Right, I’m arguing that if you only fixed one of them, you would notice _immediately_, and either revert back to the version with both bugs, or find the other bug. I’m also claiming that this should be what happens in general, assuming sufficient caution around self-modification (on the AI’s part, not the researcher’s part).
I don’t think of gradient descent as self-modification. If an AI system were able to choose (i.e. learned a policy for) when to run gradient descent on itself, and what training data it should use for that, that might be self-modification. Meta-learning feels similar to me—the AI doesn’t get to choose training data or what to run gradient descent on. The only learned part in current meta-learning approaches is how to perform a task, not how to learn.

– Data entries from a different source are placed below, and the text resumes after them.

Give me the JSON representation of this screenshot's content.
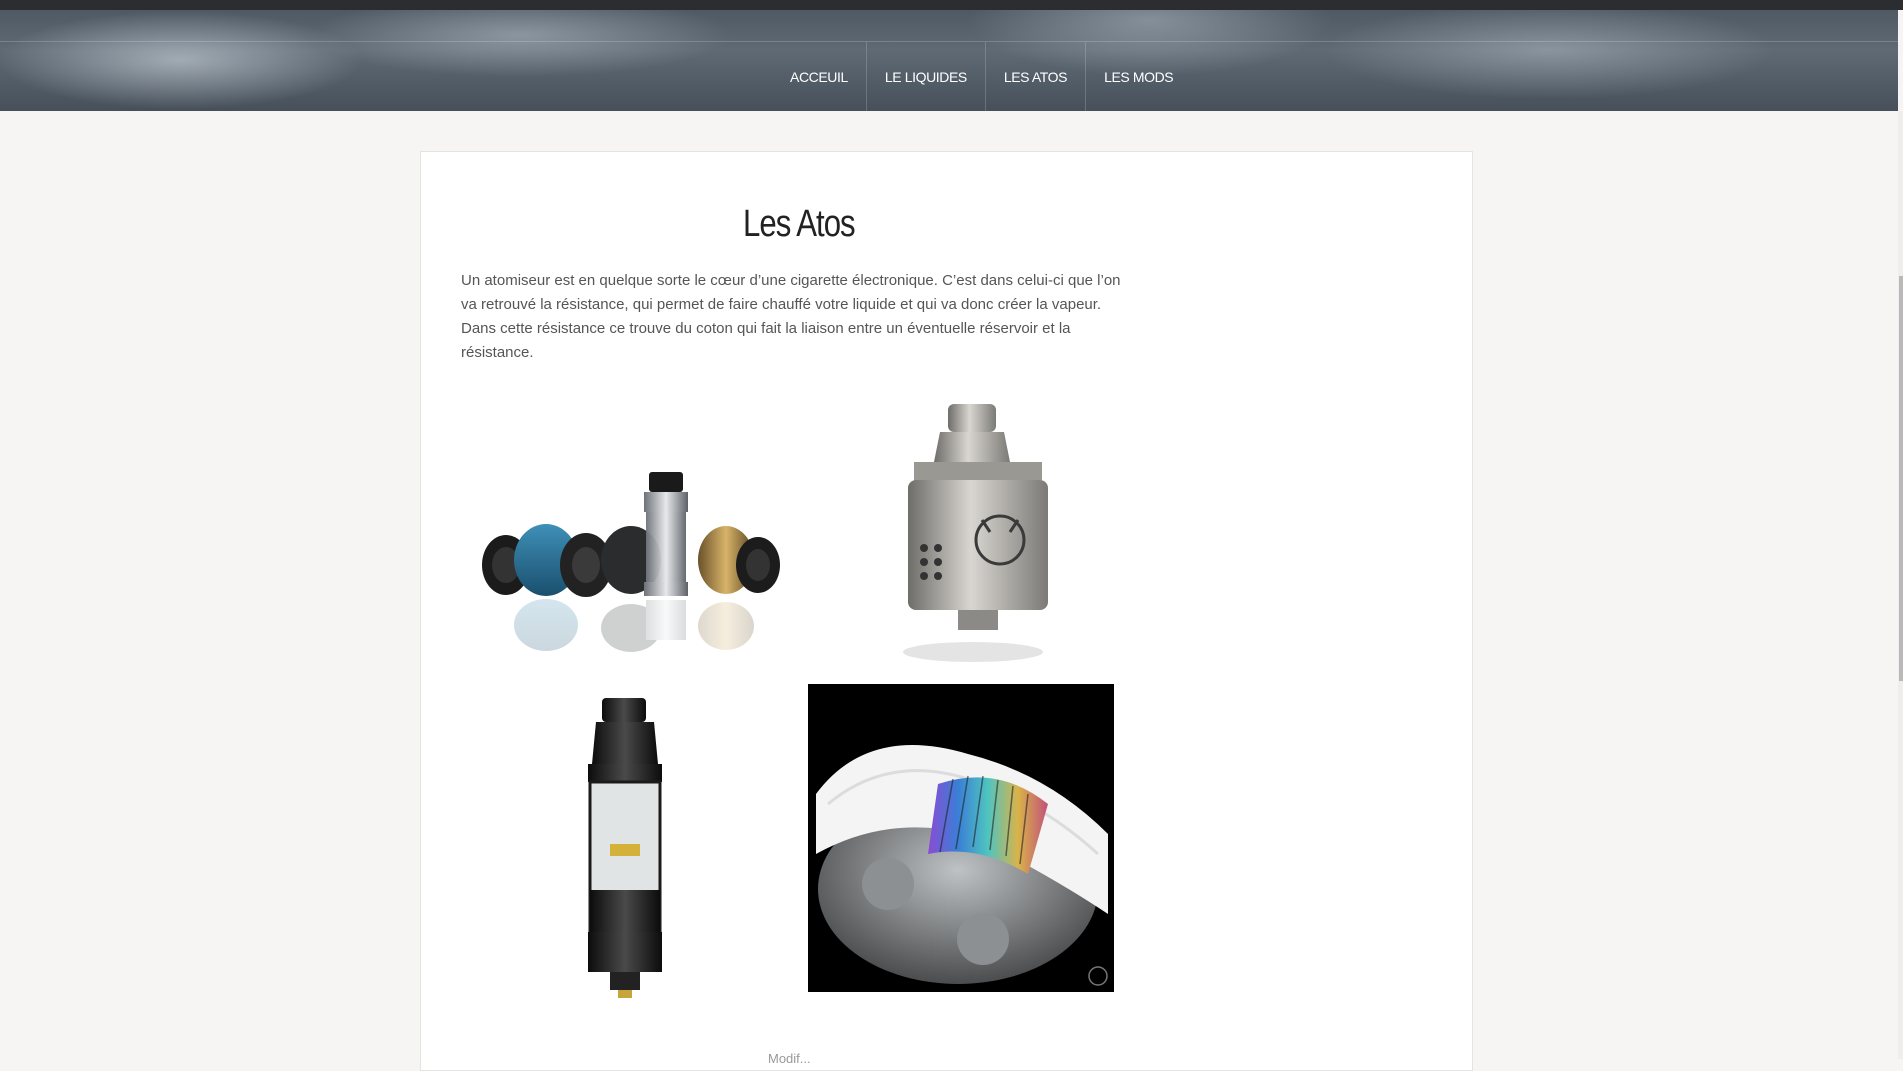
{
  "nav": {
    "items": [
      "ACCEUIL",
      "LE LIQUIDES",
      "LES ATOS",
      "LES MODS"
    ]
  },
  "page": {
    "title": "Les Atos",
    "intro": "Un atomiseur est en quelque sorte le cœur d’une cigarette électronique. C’est dans celui-ci que l’on va retrouvé la résistance, qui permet de faire chauffé votre liquide et qui va donc créer la vapeur. Dans cette résistance ce trouve du coton qui fait la liaison entre un éventuelle réservoir et la résistance.",
    "footer_partial": "Modif..."
  },
  "images": [
    {
      "icon": "atomizer-group-image"
    },
    {
      "icon": "steel-rda-image"
    },
    {
      "icon": "navigator-rta-image"
    },
    {
      "icon": "coil-cotton-image"
    }
  ],
  "colors": {
    "header": "#55606b",
    "card": "#ffffff",
    "page_bg": "#f7f5f4"
  }
}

This might be all of our disagreement actually. Like you, I’m quite pessimistic about any system where researchers put in place a protocol for self-modification, which seems to be what you are imagining. Either the protocol is too lax and we get the sort of issues you’re talking about, or it’s too strict and self-modification never happens. However, I expect self-modification to more naturally emerge out of a general reasoning AI that can understand its own composition and how the parts fit into the whole, and have “thoughts” of the form “Hmm, if I change this part of myself, it will change my behavior, which might compromise my ability to fix issues, so I better be _very careful_, and try this out on a copy of me in a sandbox”.
But in that case, you would simply choose not to use it, or to do a lot of research before trying to use it.

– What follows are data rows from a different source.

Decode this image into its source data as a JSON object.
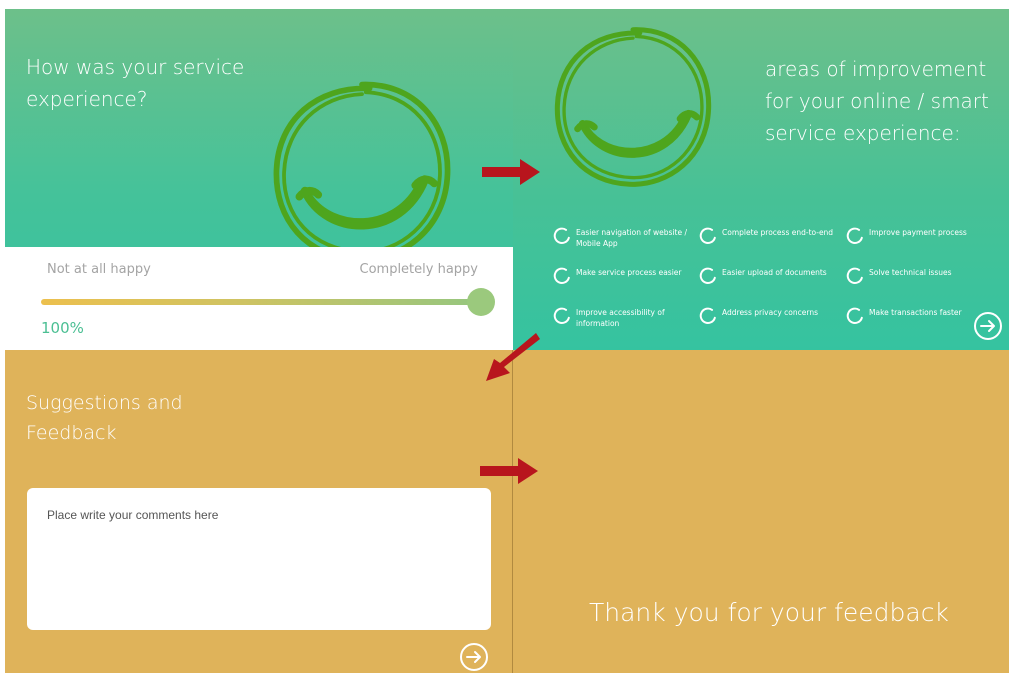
{
  "panel_rating": {
    "title": "How was your service experience?",
    "scale_low": "Not at all happy",
    "scale_high": "Completely happy",
    "rating_value": 1.0,
    "rating_text": "100%"
  },
  "panel_improvement": {
    "title": "areas of improvement for your online / smart service experience:",
    "options": [
      "Easier navigation of website / Mobile App",
      "Complete process end-to-end",
      "Improve payment process",
      "Make service process easier",
      "Easier upload of documents",
      "Solve technical issues",
      "Improve accessibility of information",
      "Address privacy concerns",
      "Make transactions faster"
    ]
  },
  "panel_feedback": {
    "title": "Suggestions and Feedback",
    "placeholder": "Place write your comments here"
  },
  "panel_thanks": {
    "message": "Thank you for your feedback"
  },
  "icons": {
    "smiley": "smiley-face-icon",
    "next": "arrow-right-circle-icon",
    "option": "circle-loader-icon",
    "flow_arrow": "red-flow-arrow-icon"
  },
  "colors": {
    "green_top": "#6dc08a",
    "green_bottom": "#35c3a0",
    "gold": "#dfb35a",
    "smiley": "#4ea51d",
    "flow_arrow": "#b8151d"
  }
}
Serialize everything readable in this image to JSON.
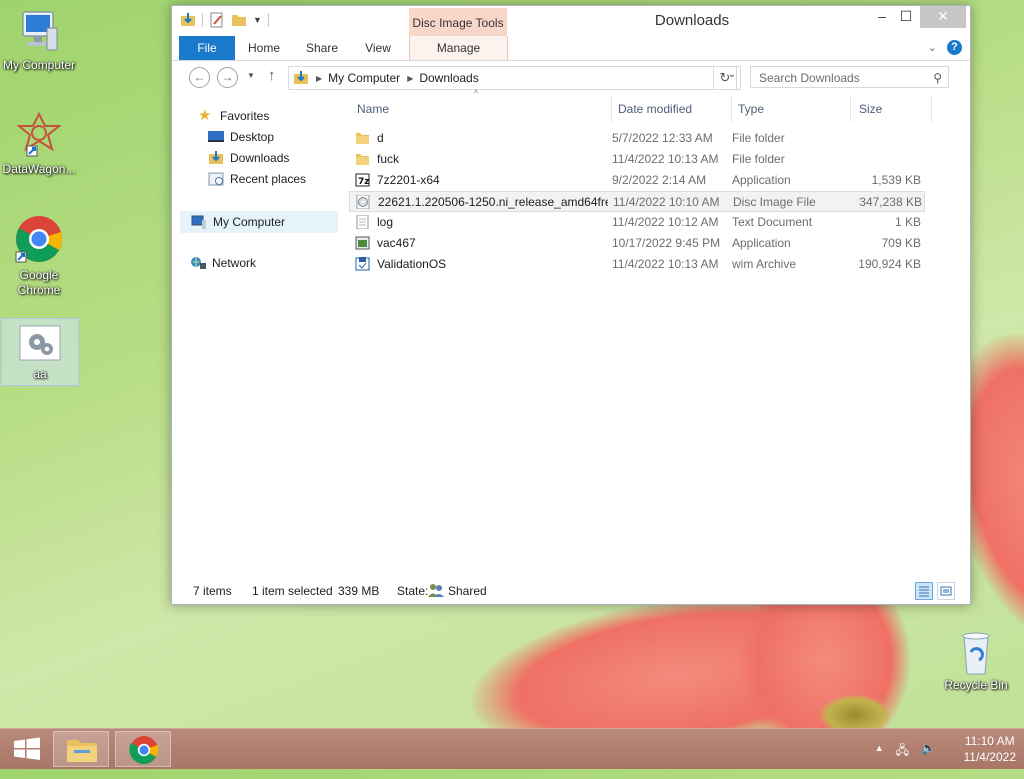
{
  "desktop": {
    "icons": [
      {
        "label": "My Computer"
      },
      {
        "label": "DataWagon..."
      },
      {
        "label": "Google Chrome"
      },
      {
        "label": "aa"
      },
      {
        "label": "Recycle Bin"
      }
    ]
  },
  "window": {
    "title": "Downloads",
    "context_tab_group": "Disc Image Tools",
    "ribbon_tabs": [
      "File",
      "Home",
      "Share",
      "View",
      "Manage"
    ],
    "address": {
      "crumbs": [
        "My Computer",
        "Downloads"
      ]
    },
    "search_placeholder": "Search Downloads",
    "nav": {
      "favorites_label": "Favorites",
      "favorites": [
        "Desktop",
        "Downloads",
        "Recent places"
      ],
      "my_computer": "My Computer",
      "network": "Network"
    },
    "columns": [
      "Name",
      "Date modified",
      "Type",
      "Size"
    ],
    "files": [
      {
        "name": "d",
        "date": "5/7/2022 12:33 AM",
        "type": "File folder",
        "size": "",
        "icon": "folder-icon"
      },
      {
        "name": "fuck",
        "date": "11/4/2022 10:13 AM",
        "type": "File folder",
        "size": "",
        "icon": "folder-icon"
      },
      {
        "name": "7z2201-x64",
        "date": "9/2/2022 2:14 AM",
        "type": "Application",
        "size": "1,539 KB",
        "icon": "7zip-app-icon"
      },
      {
        "name": "22621.1.220506-1250.ni_release_amd64fre...",
        "date": "11/4/2022 10:10 AM",
        "type": "Disc Image File",
        "size": "347,238 KB",
        "icon": "disc-image-icon"
      },
      {
        "name": "log",
        "date": "11/4/2022 10:12 AM",
        "type": "Text Document",
        "size": "1 KB",
        "icon": "text-document-icon"
      },
      {
        "name": "vac467",
        "date": "10/17/2022 9:45 PM",
        "type": "Application",
        "size": "709 KB",
        "icon": "application-icon"
      },
      {
        "name": "ValidationOS",
        "date": "11/4/2022 10:13 AM",
        "type": "wim Archive",
        "size": "190,924 KB",
        "icon": "wim-archive-icon"
      }
    ],
    "status": {
      "items": "7 items",
      "selected": "1 item selected",
      "selected_size": "339 MB",
      "state_label": "State:",
      "state_value": "Shared"
    }
  },
  "taskbar": {
    "time": "11:10 AM",
    "date": "11/4/2022"
  },
  "colors": {
    "file_tab": "#1979ca",
    "context_tab": "#f8d7c9",
    "taskbar": "#a97666",
    "folder": "#e8c15a"
  }
}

This does seem like a double crux; my sense is that correctly reasoning about self-modification requires a potentially complicated theory that I don’t expect a general reasoning to realize it needs as soon as it becomes capable of self-modification (or creating successor agents, which I think is a subproblem of self-modification). It seems likely that it could be in a situation like some of the Cake or Death problems, where it views a change to itself as impacting only part of its future behavior (like affecting actions but not values, such that it suspects that a future it that took path A would be disappointed in itself and fix that bug, without realizing that the change it’s making will cause future it to not be disappointed by path A), or is simply not able to foresee the impacts of its changes and so makes them ‘recklessly’ (in the sense that every particular change seems worth it, even if the policy of making changes at that threshold of certainty seems likely to lead to disaster).
I share this intuition, for sufficiently complex self-modifications, with massive error bounds around what constitutes “sufficiently complex”. I’m not sure if humans perform sufficiently complex self-modifications, I think our first AGis might perform sufficiently complex self-modifications, and I think AGIs undergoing a fast takeoff are most likely performing sufficiently complex self-modifications.

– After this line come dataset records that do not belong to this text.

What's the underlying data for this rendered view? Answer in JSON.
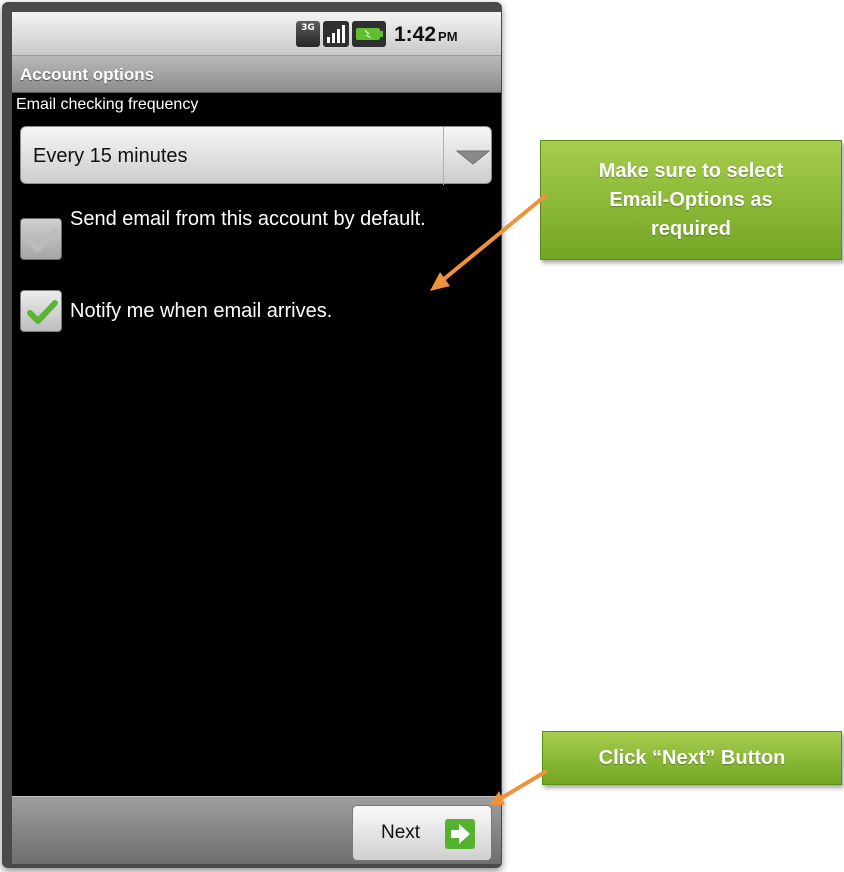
{
  "status_bar": {
    "network_badge": "3G",
    "time": "1:42",
    "ampm": "PM",
    "icons": [
      "3g-icon",
      "signal-icon",
      "battery-charging-icon"
    ]
  },
  "title_bar": {
    "title": "Account options"
  },
  "frequency": {
    "label": "Email checking frequency",
    "selected": "Every 15 minutes"
  },
  "checkboxes": [
    {
      "label": "Send email from this account by default.",
      "checked": true,
      "enabled": false
    },
    {
      "label": "Notify me when email arrives.",
      "checked": true,
      "enabled": true
    }
  ],
  "bottom_bar": {
    "next_label": "Next"
  },
  "callouts": {
    "options_lines": [
      "Make sure to select",
      "Email-Options as",
      "required"
    ],
    "next": "Click “Next” Button"
  },
  "colors": {
    "callout_green": "#8dbd3a",
    "arrow_orange": "#f0923a",
    "check_green": "#5cb532"
  }
}
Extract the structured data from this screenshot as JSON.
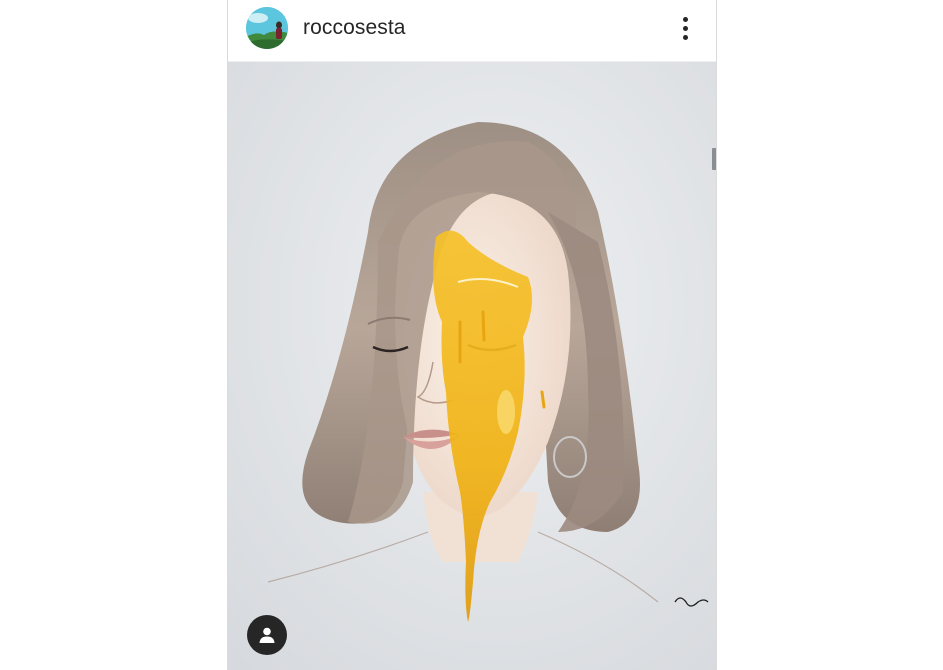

+100. This is why I feel queasy about “OK, I judge this self-modification to be fine” when the self-modifications are sufficiently complex, if this judgment isn’t based off something like zero-shot reasoning (in which case we’d have strong reason to think that an agent following a policy of making every change it determines to be good will actually avoid disasters).
I agree this seems like a crux for me as well, subject to the caveat that I think we have different ideas of what “self-modification” is (though I’m not sure it matters that much).
Both of the comments feel to me like you’re making the AI system way dumber than humans, and I don’t understand why I should expect that. I think I could make a better human with high confidence/robustness if you give me a human-modification-tool that I understand reasonably well and I’m allowed to try and test things before committing to the better human.